If the alarm unit supplies a timed output of the proper amount
to allow the windows to roll up from the fully down position
then a one-shot relay needs to be used to activate the UP/AUTO
relay(s) for about 1 second upon arming. Then the alarm unit
continues to supply power on the DACC long enough to
allow the windows to roll up.
Or if all you have is a short pulsed output at arming,
an off-delay relay will need to be used to provide the DACC
12V requirement for the needed time to roll the windows up and
the pulsed output of the alarm would allow the connection
to the UP/AUTO relay(s) directly from the alarm to fulfill that
requirement without the need for any additional timing device.
Another thought is an inhibit for when the ignition switch
is on to prevent no warning accidental auto window roll up.
I would want some type of OH S#&T EMERGENCY STOP
button.
I verified operation of the above mod by using two off-delay
relays with one being set to the time required to allow the
windows to roll up from the fully down position and the second
one being a 4PDT set to a 1 second pulse to mimic the UP
and AUTO inputs to the left/right motor/modules. I used a diode
at the SJB C2280G Red/LiteBlue wire to keep other OEM
accessories hooked to the DACC wire from being powered
by my circuit. I then hooked up the inputs of the delay relays
to the trunk release output of the SmartJunctionBox and now
I can roll up my windows with the trunk release button on my
remote. Hmmm. 1 press = UP and 2 quick presses = DOWN?
I will be thinking about the circuit needed to do this.

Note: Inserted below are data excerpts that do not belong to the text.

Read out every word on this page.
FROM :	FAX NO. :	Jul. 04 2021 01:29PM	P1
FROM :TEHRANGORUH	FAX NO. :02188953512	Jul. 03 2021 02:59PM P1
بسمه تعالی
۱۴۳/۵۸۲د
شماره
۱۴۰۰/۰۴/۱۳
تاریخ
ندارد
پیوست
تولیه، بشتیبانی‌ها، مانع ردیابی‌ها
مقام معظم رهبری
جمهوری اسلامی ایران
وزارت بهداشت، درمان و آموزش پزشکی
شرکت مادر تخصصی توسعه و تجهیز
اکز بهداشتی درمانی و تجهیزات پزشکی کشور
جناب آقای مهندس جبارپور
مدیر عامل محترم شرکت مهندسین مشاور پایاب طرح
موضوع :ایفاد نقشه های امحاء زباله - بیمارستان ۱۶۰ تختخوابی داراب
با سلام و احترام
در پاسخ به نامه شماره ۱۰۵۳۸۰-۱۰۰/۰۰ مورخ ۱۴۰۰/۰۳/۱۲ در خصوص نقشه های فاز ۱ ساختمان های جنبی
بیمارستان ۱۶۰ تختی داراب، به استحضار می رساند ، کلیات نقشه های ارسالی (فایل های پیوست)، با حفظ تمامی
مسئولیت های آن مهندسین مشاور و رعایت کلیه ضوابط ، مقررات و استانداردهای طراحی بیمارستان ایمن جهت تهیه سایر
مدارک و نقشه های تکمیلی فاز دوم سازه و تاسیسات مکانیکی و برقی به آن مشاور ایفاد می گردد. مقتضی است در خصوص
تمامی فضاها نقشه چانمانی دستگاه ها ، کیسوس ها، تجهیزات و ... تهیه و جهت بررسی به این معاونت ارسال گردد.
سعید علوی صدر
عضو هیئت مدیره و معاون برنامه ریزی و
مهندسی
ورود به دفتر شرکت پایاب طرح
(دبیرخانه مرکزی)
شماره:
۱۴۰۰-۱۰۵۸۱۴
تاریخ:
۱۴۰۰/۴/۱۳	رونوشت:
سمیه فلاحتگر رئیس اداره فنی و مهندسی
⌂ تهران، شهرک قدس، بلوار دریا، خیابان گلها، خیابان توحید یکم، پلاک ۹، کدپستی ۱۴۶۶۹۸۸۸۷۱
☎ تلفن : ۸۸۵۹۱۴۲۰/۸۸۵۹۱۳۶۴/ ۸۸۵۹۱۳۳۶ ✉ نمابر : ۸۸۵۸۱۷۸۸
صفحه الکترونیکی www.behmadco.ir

The addition
of yet another relay breaks the connection between the timer relays
and the trunk release output of the SJB preventing the rolling
up of the windows while the ignition is on. I should have just
used a 12V PLC and whipped up some logic for proper operation.
Thanks for making me think about this one. I never would have
whipped up the circuit without being questioned:
How do you get your windows to roll......
It can be done but its not for the weak at heart.
Last edited by 157dB; May 20, 2009 at 10:17 AM.
Quote 157db
NON PUMKIN JACKER
vasman "I have LED tail lights. They use the standard OEM harness.
Do you think they work with the sequential headlights? Has anyone tried it?"
Unquote
May be this windows thingy can work with my sequential headlights??.... hahahha
Just noticed the quote...
NON PUMKIN JACKER
vasman "I have LED tail lights. They use the standard OEM harness.
Do you think they work with the sequential headlights? Has anyone tried it?"
Unquote
May be this windows thingy can work with my sequential headlights??.... hahahha
Just noticed the quote...



Where the heck is it? Does it look like a regular hook?